Littlest students fill Kalispell classrooms
The Kalispell School District is crawling with kindergarteners.
For the second year in a row, Kalispell schools have seen a kindergarten explosion, with all of the district’s 15 classrooms jam-packed with students.
“We are stuffed at the kindergarten level,” Superintendent Darlene Schottle said. “Two years ago, we had 292 kindergarten students. Last year, we had 328 kindergarten students.
“We have 375 this year.”
That’s a 14 percent increase from last fall, and a 28 percent jump from 2009. The numbers mean there are 24 to 25 kindergarteners in every classroom.
State accreditation standards say the student-teacher ratio should be 20-1 in kindergarten classrooms. But the district doesn’t yet have a place to put an additional classroom, Schottle said.
In one sense, the kindergarten enrollment boom will be a boon to the school district. Those extra students will bring in additional funding from the state.
“It’s a good problem,” Schottle said.
But it has caused frustration and inconvenience for some.
The filled-to-the-brim classes have meant many families haven’t been able to send their children to their neighborhood schools.
With five elementary schools across Kalispell, the district has embraced the neighborhood school model, Peterson School Principal Rick Anfenson said.
It can be difficult to explain to families who live within sight of the school why they can’t send their children there, he said. For the most part, however, people have been understanding.
“Our parents and teachers have been real supportive about it,” Anfenson said. “That’s the hard part: Schools feel bad when [students] can’t get in there. We would like to be that neighborhood school for everyone.”
Peterson has more displaced students than any other elementary school in the district, Schottle said. That’s largely because its first- and second-grade classes are as crammed as kindergarten.
There is still room in the upper elementary classrooms, Anfenson said. Accreditation standards allow for more students per teacher in those grades.

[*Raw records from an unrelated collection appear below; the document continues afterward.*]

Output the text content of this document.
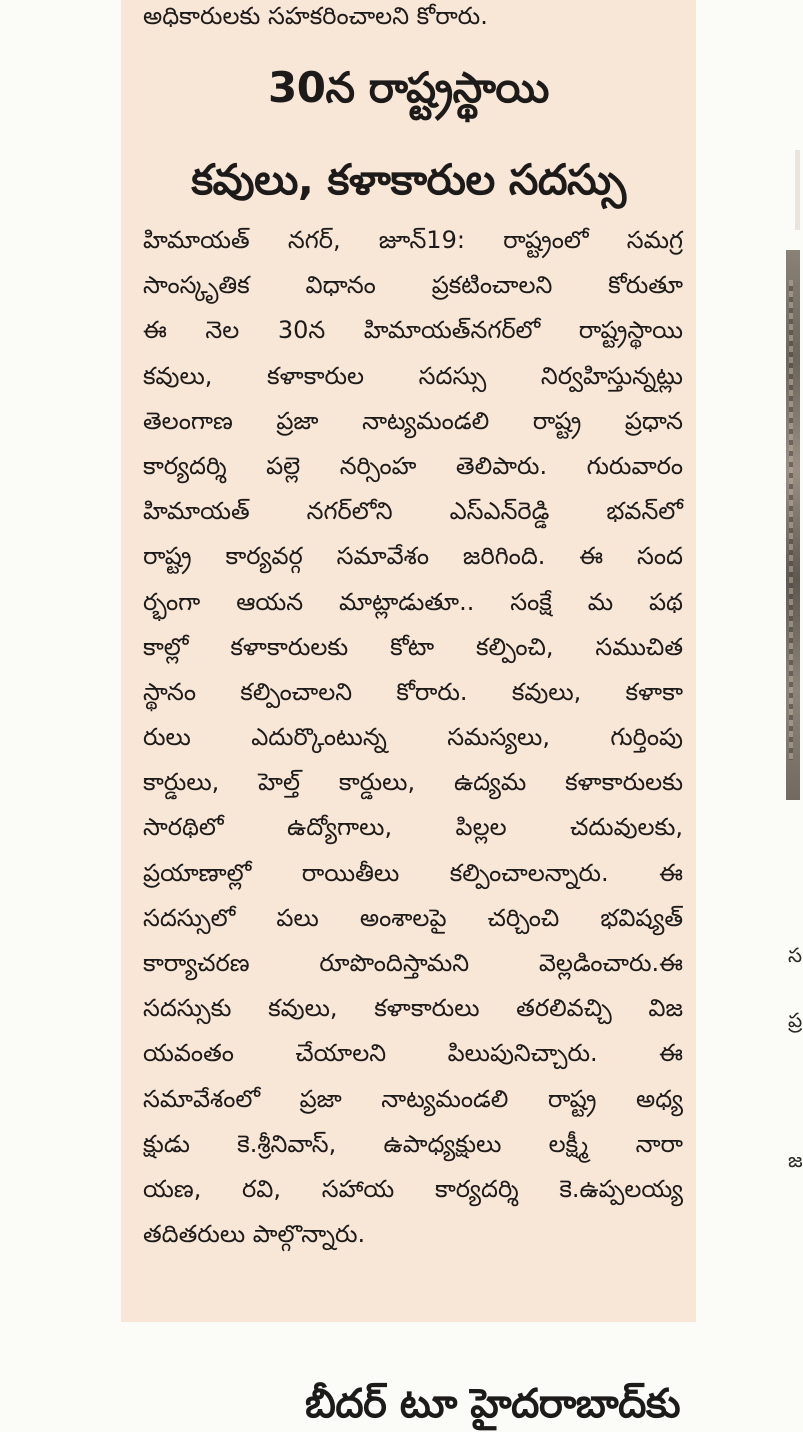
అధికారులకు సహకరించాలని కోరారు.
30న రాష్ట్రస్థాయి
కవులు, కళాకారుల సదస్సు
హిమాయత్ నగర్, జూన్19: రాష్ట్రంలో సమగ్ర
సాంస్కృతిక విధానం ప్రకటించాలని కోరుతూ
ఈ నెల 30న హిమాయత్‌నగర్‌లో రాష్ట్రస్థాయి
కవులు, కళాకారుల సదస్సు నిర్వహిస్తున్నట్లు
తెలంగాణ ప్రజా నాట్యమండలి రాష్ట్ర ప్రధాన
కార్యదర్శి పల్లె నర్సింహ తెలిపారు. గురువారం
హిమాయత్ నగర్‌లోని ఎస్ఎన్‌రెడ్డి భవన్‌లో
రాష్ట్ర కార్యవర్గ సమావేశం జరిగింది. ఈ సంద
ర్భంగా ఆయన మాట్లాడుతూ.. సంక్షే మ పథ
కాల్లో కళాకారులకు కోటా కల్పించి, సముచిత
స్థానం కల్పించాలని కోరారు. కవులు, కళాకా
రులు ఎదుర్కొంటున్న సమస్యలు, గుర్తింపు
కార్డులు, హెల్త్ కార్డులు, ఉద్యమ కళాకారులకు
సారథిలో ఉద్యోగాలు, పిల్లల చదువులకు,
ప్రయాణాల్లో రాయితీలు కల్పించాలన్నారు. ఈ
సదస్సులో పలు అంశాలపై చర్చించి భవిష్యత్
కార్యాచరణ రూపొందిస్తామని వెల్లడించారు.ఈ
సదస్సుకు కవులు, కళాకారులు తరలివచ్చి విజ
యవంతం చేయాలని పిలుపునిచ్చారు. ఈ
సమావేశంలో ప్రజా నాట్యమండలి రాష్ట్ర అధ్య
క్షుడు కె.శ్రీనివాస్, ఉపాధ్యక్షులు లక్ష్మీ నారా
యణ, రవి, సహాయ కార్యదర్శి కె.ఉప్పలయ్య
తదితరులు పాల్గొన్నారు.
స
ప్ర
జ
బీదర్ టూ హైదరాబాద్‌కు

The school board will consider several options to accommodate the large primary grade enrollment at its next regular meeting.
The district has options in part because officials did not use all the rainy-day money they were authorized to spend while attempting to balance the 2011-12 budget, Schottle said.
The board had approved spending all of the elementary retention fund, an account set aside for use in case of emergency. School officials made additional cuts instead of using all the retention money to balance the elementary budget, so $100,000 remains in the elementary retention fund.
The district had set aside that money for use in 2012-13, but Schottle will recommend the board use part of it to alleviate the crammed kindergarten classrooms. Some money will remain in the fund for other crises.
“It would not be my recommendation to use the entire amount,” she said. “It’s still early in the school year. ... I always feel better if we have a little bit held in reserve to meet anything that might happen.”
One option the board will consider is relocating a school’s support services or a computer lab to create another kindergarten classroom, Schottle said. That would just barely alleviate the problem, she added.
“We would still have 23 or 24 [students] in every classroom,” she said.
The board will also consider whether to hire another kindergarten teacher or other certified help. If, for example, the district hired a certified librarian — Kalispell’s elementary school libraries aren’t meeting accreditation standards, either — kindergarten teachers could see some relief.
“If we used those [program retention] funds to bring full-time librarians back to the sites, we could reduce the [kindergarten] class size for at least a portion of the day,” Schottle said.
Adding paraprofessional staff or hours to existing aides’ schedules is another option. Accreditation standards give larger classes some leniency if teachers have support from paraprofessionals.
Another option is looking into a modified schedule for kindergarteners. Those students might have a shortened day or perhaps a four-day week schedule.
State standards require that students attend school for a prescribed number of hours, not days, per year, Schottle explained. And Kalispell’s kindergarteners attend school more than the state requires.
“We already provide more [instruction] ... by quite an amount,” she said.
A portable classroom is another possible, though unlikely, option, Schottle said. Adding a temporary classroom probably will be too expensive for the district’s budget.
“I don’t have the final cost yet, but it appears to me that it will be in excess of $100,000,” she said.
Some options won’t be considered, at least right now, Schottle said.
The district will not consider running a bond request to build a new classroom, she said. Part of the reason for that is the time it takes to put options together, not to mention seek the approval of the district’s voters. If taxpayers did support a bond, the kindergarteners wouldn’t be in kindergarten any longer.
“That is not a short-term solution,” she said.
Dropping full-day kindergarten in favor of moving to a half-day model also is not an option, Schottle said.
The district has seen positive achievement gains, particularly in reading and math scores, since it began offering full-day kindergarten, Anfenson said.
And while the move would free up some classroom space, the district would have to lay off teachers. It would cost the district money; half-time students don’t bring in the same dollars that full-time students generate from the state.
The board will discuss its options at its next meeting, scheduled for 6 p.m. Sept. 13 in the Kalispell Middle School library.